# milescraft feather board



## a1Jim

Thanks


----------



## dbhost

Kosta,

How deep are the fingers of the featherboard from the T bolts at their furthest position back? I screwed up on my miter slot on the router table build, and am about 1" too far back… I am planning on buying the double high version of that featherboard, and was hoping I could keep the slot where it is…


----------



## kosta

in my tablesaw miter slot with the blade 90 degrees I got 4- 1/4 as the farthest position.


----------



## Wolffarmer

I have one of these feather boards and a Shopsmith one ( sold by them, probably can be had by another name ) I like the shopsmith one much much better. Much easier to adjust and the fingers are not as stiff. I am not even sure where the Milescraft one is. It hasn't surfaced for a while.

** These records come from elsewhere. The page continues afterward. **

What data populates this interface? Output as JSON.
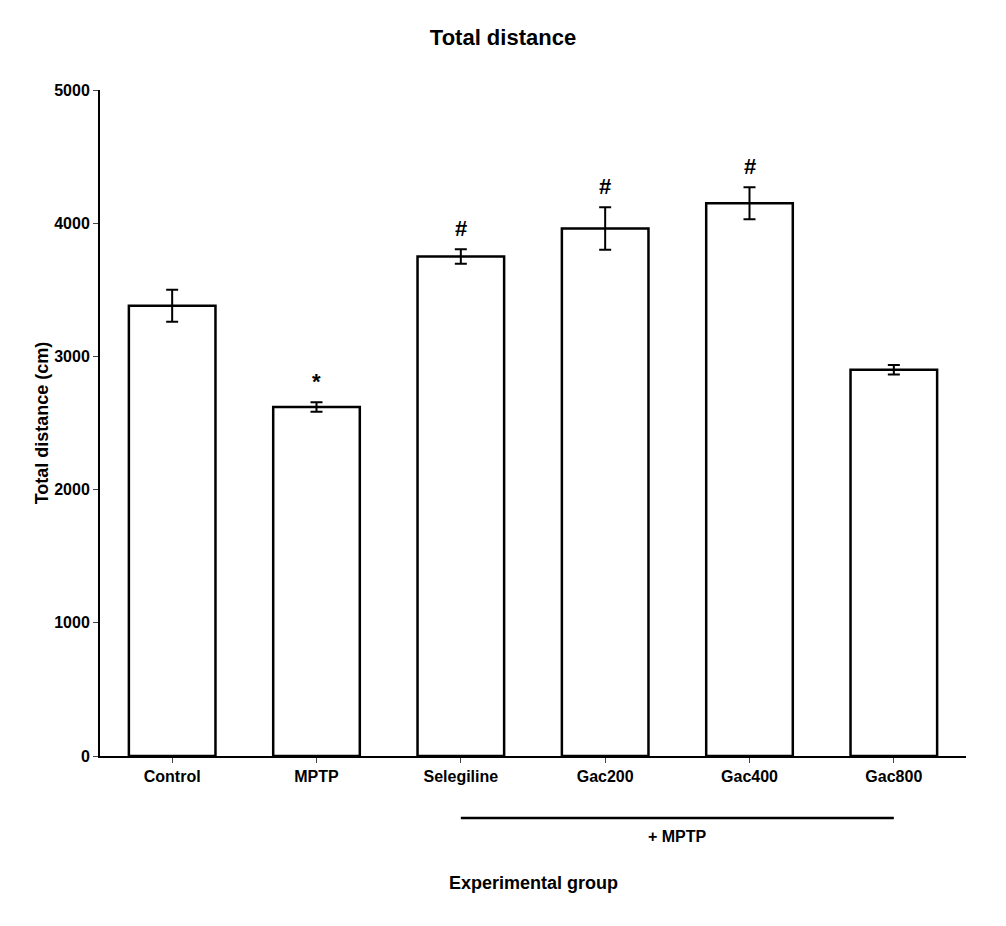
{
  "chart_data": {
    "type": "bar",
    "title": "Total distance",
    "xlabel": "Experimental group",
    "ylabel": "Total distance (cm)",
    "categories": [
      "Control",
      "MPTP",
      "Selegiline",
      "Gac200",
      "Gac400",
      "Gac800"
    ],
    "values": [
      3380,
      2620,
      3750,
      3960,
      4150,
      2900
    ],
    "errors": [
      120,
      35,
      55,
      160,
      120,
      35
    ],
    "color": "#ffffff",
    "ylim": [
      0,
      5000
    ],
    "yticks": [
      0,
      1000,
      2000,
      3000,
      4000,
      5000
    ],
    "grid": false,
    "annotations": [
      {
        "text": "*",
        "category": "MPTP"
      },
      {
        "text": "#",
        "category": "Selegiline"
      },
      {
        "text": "#",
        "category": "Gac200"
      },
      {
        "text": "#",
        "category": "Gac400"
      },
      {
        "text": "+ MPTP",
        "from": "Selegiline",
        "to": "Gac800"
      }
    ]
  }
}
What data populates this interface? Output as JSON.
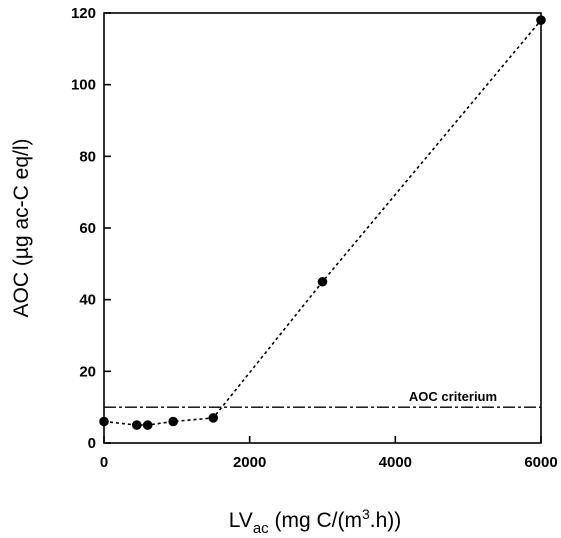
{
  "chart_data": {
    "type": "scatter",
    "title": "",
    "xlabel": {
      "prefix": "LV",
      "subscript": "ac",
      "rest": " (mg C/(m",
      "superscript": "3",
      "tail": ".h))"
    },
    "ylabel": "AOC (µg ac-C eq/l)",
    "xlim": [
      0,
      6000
    ],
    "ylim": [
      0,
      120
    ],
    "xticks": [
      0,
      2000,
      4000,
      6000
    ],
    "yticks": [
      0,
      20,
      40,
      60,
      80,
      100,
      120
    ],
    "grid": false,
    "series": [
      {
        "points": [
          {
            "x": 0,
            "y": 6
          },
          {
            "x": 450,
            "y": 5
          },
          {
            "x": 600,
            "y": 5
          },
          {
            "x": 950,
            "y": 6
          },
          {
            "x": 1500,
            "y": 7
          },
          {
            "x": 3000,
            "y": 45
          },
          {
            "x": 6000,
            "y": 118
          }
        ],
        "line_style": "dotted",
        "marker": "filled-circle"
      }
    ],
    "reference_line": {
      "y": 10,
      "label": "AOC criterium"
    }
  },
  "colors": {
    "ink": "#000000",
    "background": "#ffffff"
  }
}
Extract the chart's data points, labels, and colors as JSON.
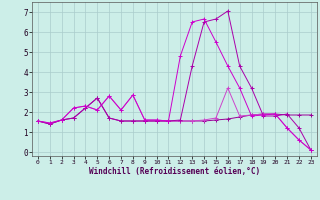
{
  "xlabel": "Windchill (Refroidissement éolien,°C)",
  "background_color": "#cceee8",
  "grid_color": "#aacccc",
  "xlim": [
    -0.5,
    23.5
  ],
  "ylim": [
    -0.2,
    7.5
  ],
  "xticks": [
    0,
    1,
    2,
    3,
    4,
    5,
    6,
    7,
    8,
    9,
    10,
    11,
    12,
    13,
    14,
    15,
    16,
    17,
    18,
    19,
    20,
    21,
    22,
    23
  ],
  "yticks": [
    0,
    1,
    2,
    3,
    4,
    5,
    6,
    7
  ],
  "series": [
    {
      "color": "#990099",
      "y": [
        1.55,
        1.4,
        1.6,
        1.7,
        2.2,
        2.7,
        1.7,
        1.55,
        1.55,
        1.55,
        1.55,
        1.55,
        1.55,
        1.55,
        1.55,
        1.6,
        1.65,
        1.75,
        1.85,
        1.9,
        1.9,
        1.85,
        1.85,
        1.85
      ]
    },
    {
      "color": "#cc44cc",
      "y": [
        1.55,
        1.45,
        1.6,
        2.2,
        2.3,
        2.1,
        2.8,
        2.1,
        2.85,
        1.6,
        1.6,
        1.55,
        1.55,
        1.55,
        1.6,
        1.7,
        3.2,
        1.8,
        1.85,
        1.9,
        1.9,
        1.2,
        0.6,
        0.1
      ]
    },
    {
      "color": "#aa00aa",
      "y": [
        1.55,
        1.4,
        1.6,
        1.7,
        2.2,
        2.7,
        1.7,
        1.55,
        1.55,
        1.55,
        1.55,
        1.55,
        1.6,
        4.3,
        6.5,
        6.65,
        7.05,
        4.3,
        3.2,
        1.8,
        1.8,
        1.9,
        1.2,
        0.1
      ]
    },
    {
      "color": "#cc00cc",
      "y": [
        1.55,
        1.45,
        1.6,
        2.2,
        2.3,
        2.1,
        2.8,
        2.1,
        2.85,
        1.6,
        1.6,
        1.55,
        4.8,
        6.5,
        6.65,
        5.5,
        4.3,
        3.2,
        1.8,
        1.85,
        1.9,
        1.2,
        0.6,
        0.1
      ]
    }
  ]
}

The Milescraft came with 2 miter bars, one for 3/4 inch slots, the other for a smaller one, can't remember the size, so that may be a plus for some people.


----------



## PineInTheAsh

What's the model #? What's the cost?


----------



## kosta

You can get it for $15 
here is a link to the feathe rboard http://milescraft.com/product/1406.html


----------



## kosta

wolffarmer They sell a 5/8 miter bar and a 3/4 the 5/8 is used mostly on benchtop tablesaws, small router tables and 9in bandsaws


----------



## dbhost

What I was afraid of… Same as my Rockler… Guess I need to move the miter slot. More hardwood patching in the table top!


----------



## kosta

Yea that must suck


----------